T. R. McEwen School
T. R. McEwen Public School served its Oshawa community for several decades. The cornerstone was laid on October 21, 1960, and it was constructed for approximately $320,000.
When the school opened in early 1961, it was Oshawa’s first French immersion school. Before it was established, French immersion students in Oshawa were bussed long distances, often to Scarborough or other parts of Durham Region. T. R. McEwen’s French curriculum allowed many local families to access French immersion education for the first time within their own community. While King Street School was reorganized as a senior public school in the 1950s, T. R. McEwen was Oshawa’s first planned-for senior public school, built directly across the road from Gertrude Colpus School. It was officially opened in June 1961.
The school was named after T. R. McEwen, a public school inspector in Oshawa from 1939 to 1956. He was born in Foxboro, Ontario, He earned his Bachelor of Arts from Queen’s University along with a Bachelor of Pedagogy at the University of Toronto’s Faculty of Education (Teachers College), and earlier in his career, he taught grades 9 and 10 in a four-room schoolhouse.
Throughout its existence, T. R. McEwen faced several threats of closure, it first one in 1983 and again in the 1990s and 2000s, due to shifting enrolment numbers and the board restructuring the schools.
By the 2010s, the topic of closure was raised again one last time. The final classes were held in 2012, and they were marked with a flash mob with students from both Gertrude Colpus and T. R. McEwen at an event attended by alumni and former staff who returned to say goodbye to their school.
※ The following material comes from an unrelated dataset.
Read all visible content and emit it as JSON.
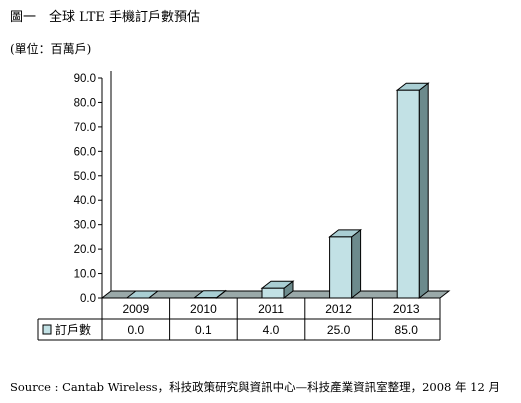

For the 2012/2013 school year, former McEwen students attended classes at Gertrude Colpus School, as McEwen was demolished and a new school was constructed on its former site. In September 2013 the doors to David Bouchard Public School opened for the first time, welcoming students from both the McEwen and Colpus schools, offering both French and English classes as a bilingual school.
With information:
Oshawa Times, 19 Oct 1960, p. 3
Oshawa Times, June 1961, newspaper clipping, Oshawa Museum archival collection.
Hood, Education in Oshawa, page 180.